POLITICS

Sen. Ted Cruz says conservatives must 'fall to our knees and pray' against Supreme Court gay marriage cases

Republican Presidential candidate Sen. Ted Cruz, R-Texas speaks at the Iowa Faith & Freedom 15th Annual Spring Kick Off, in Waukee, Iowa, Saturday, April 25, 2015. (AP Photo/Nati Harnik)

Republican Presidential candidate Sen. Ted Cruz, R-Texas speaks at the Iowa Faith & Freedom 15th Annual Spring Kick Off, in Waukee, Iowa, Saturday, April 25, 2015. (AP Photo/Nati Harnik)

Sen. Ted Cruz and other GOP declared and prospective 2016 candidates wooed evangelical Christians in Iowa with remarks that emphasized religious freedom and opposition to gay marriage.

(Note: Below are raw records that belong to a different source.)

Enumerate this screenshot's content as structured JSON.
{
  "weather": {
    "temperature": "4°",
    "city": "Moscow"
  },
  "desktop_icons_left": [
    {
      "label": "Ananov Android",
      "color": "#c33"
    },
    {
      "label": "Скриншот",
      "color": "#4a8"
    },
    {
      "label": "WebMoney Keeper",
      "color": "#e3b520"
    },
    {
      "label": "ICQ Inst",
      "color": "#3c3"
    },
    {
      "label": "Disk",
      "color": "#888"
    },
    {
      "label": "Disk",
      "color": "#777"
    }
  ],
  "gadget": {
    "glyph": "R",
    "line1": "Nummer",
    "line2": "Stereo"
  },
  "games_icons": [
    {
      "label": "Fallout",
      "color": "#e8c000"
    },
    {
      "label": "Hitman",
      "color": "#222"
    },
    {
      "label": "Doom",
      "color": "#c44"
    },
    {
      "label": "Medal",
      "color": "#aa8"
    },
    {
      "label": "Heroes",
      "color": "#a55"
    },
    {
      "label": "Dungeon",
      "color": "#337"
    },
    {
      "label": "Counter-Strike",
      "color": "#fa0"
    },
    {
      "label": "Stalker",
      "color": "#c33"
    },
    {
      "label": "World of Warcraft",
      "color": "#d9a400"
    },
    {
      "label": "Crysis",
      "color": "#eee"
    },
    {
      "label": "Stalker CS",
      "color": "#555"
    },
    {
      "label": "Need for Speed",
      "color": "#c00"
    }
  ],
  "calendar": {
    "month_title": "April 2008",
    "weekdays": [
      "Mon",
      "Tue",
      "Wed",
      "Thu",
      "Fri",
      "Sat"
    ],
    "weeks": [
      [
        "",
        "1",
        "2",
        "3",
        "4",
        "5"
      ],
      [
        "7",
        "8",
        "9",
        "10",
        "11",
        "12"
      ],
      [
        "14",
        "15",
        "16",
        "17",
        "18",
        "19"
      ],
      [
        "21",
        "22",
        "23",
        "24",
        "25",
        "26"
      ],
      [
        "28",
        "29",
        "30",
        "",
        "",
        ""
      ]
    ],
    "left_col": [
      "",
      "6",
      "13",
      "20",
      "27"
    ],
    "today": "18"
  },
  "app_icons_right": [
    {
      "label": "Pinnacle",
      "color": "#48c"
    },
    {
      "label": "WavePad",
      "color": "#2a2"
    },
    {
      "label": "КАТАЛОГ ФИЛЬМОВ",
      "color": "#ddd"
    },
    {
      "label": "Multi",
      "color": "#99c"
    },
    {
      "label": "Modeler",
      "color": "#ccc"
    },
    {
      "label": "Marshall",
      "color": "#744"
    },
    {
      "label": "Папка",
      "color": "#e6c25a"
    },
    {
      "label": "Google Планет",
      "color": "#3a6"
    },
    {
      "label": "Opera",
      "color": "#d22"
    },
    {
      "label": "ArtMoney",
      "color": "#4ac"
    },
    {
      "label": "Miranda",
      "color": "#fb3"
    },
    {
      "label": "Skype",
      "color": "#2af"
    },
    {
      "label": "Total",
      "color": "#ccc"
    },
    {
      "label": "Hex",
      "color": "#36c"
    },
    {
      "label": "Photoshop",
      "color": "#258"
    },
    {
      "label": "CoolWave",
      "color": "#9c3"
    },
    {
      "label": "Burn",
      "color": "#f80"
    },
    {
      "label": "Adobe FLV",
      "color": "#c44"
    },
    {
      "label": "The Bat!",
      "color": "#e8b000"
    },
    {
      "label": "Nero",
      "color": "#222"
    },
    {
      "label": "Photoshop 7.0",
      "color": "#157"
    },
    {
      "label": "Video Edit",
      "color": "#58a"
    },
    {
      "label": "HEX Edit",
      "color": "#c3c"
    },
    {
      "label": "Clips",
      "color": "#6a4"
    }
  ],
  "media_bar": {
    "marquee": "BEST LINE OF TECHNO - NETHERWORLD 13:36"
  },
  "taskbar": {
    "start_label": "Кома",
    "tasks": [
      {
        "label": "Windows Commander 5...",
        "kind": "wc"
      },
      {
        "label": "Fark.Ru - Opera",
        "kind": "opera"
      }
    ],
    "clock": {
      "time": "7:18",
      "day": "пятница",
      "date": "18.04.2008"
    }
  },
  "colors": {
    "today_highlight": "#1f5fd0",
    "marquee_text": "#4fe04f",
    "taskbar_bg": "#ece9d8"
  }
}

The  Texas senator noted that the Supreme Court will hear oral arguments in four states’ same-sex marriage cases this week and said that between not and then, conservatives must “fall to our knees and pray.”

“We need leaders who will stand unapologetically in defense of marriage and life,” Cruz said in his remarks that drew a huge applause.

Cruz was among the nine declared and prospective GOP presidential candidates that appeared in a church for a forum sponsored by the Iowa Faith and Freedom Coalition on Saturday night, drawing together more than 1,000 people in a state where social conservatives hold significant sway in the state’s leadoff presidential caucuses.

The forum gave candidates an opportunity to show off their conservative bona fides, with speeches on religious freedom and social issues that repeatedly brought the crowd to its feet.

On abortion, Kentucky Sen. Rand Paul encouraged conservatives to be more aggressive in their opposition, saying: "I'm tired of us retreating on this issue and I'm going to push back." He also argued that most Americans were uncomfortable with late-term procedures.

Abortion has been a tricky issue for the senator. He has supported restrictions on the procedure in legislation yet said the issue is too divisive to expect changes in federal abortion law, a stance that raised earlier concerns among some religious conservatives about his commitment to their cause.

The gathering offered a platform for Republican contenders to cater to social conservatives with a message that did not always address the full range of their views on social issues. Both Florida Sen. Marco Rubio and Paul, for example, have stopped short of calling for a federal ban on same-sex marriage sought by some religious conservatives. The senators have said that question should be left to the states.

Many candidates spoke about their personal faith beliefs. Louisiana Gov. Bobby Jindal spoke about his conversion to Christianity and said he would seek to protect religious freedom.

"The United States of America did not create religious liberty," Jindal said. "Religious liberty created the United States of America."

Also on the program were former Texas Gov. Rick Perry, Wisconsin Gov. Scott Walker, former Arkansas Gov. Mike Huckabee, former Pennsylvania Sen. Rick Santorum and businesswoman Carly Fiorina. Most candidates focused on religious and social issues, but several took shots at Democratic front-runner Hillary Rodham Clinton.

Fiorina, the only woman among the 2016 Republican contenders, said Republicans need to choose someone who can throw "punches all day long" at the potential Democratic presidential nominee.

Gary Chidester, 65, of Lakesburg, said he had talked to most candidates even before the event, but remained undecided. He was most interested in hearing support for traditional marriage and opposition to abortion rights, adding: "As a Christian, when I'm holding my Bible and the words change in it, I'll change."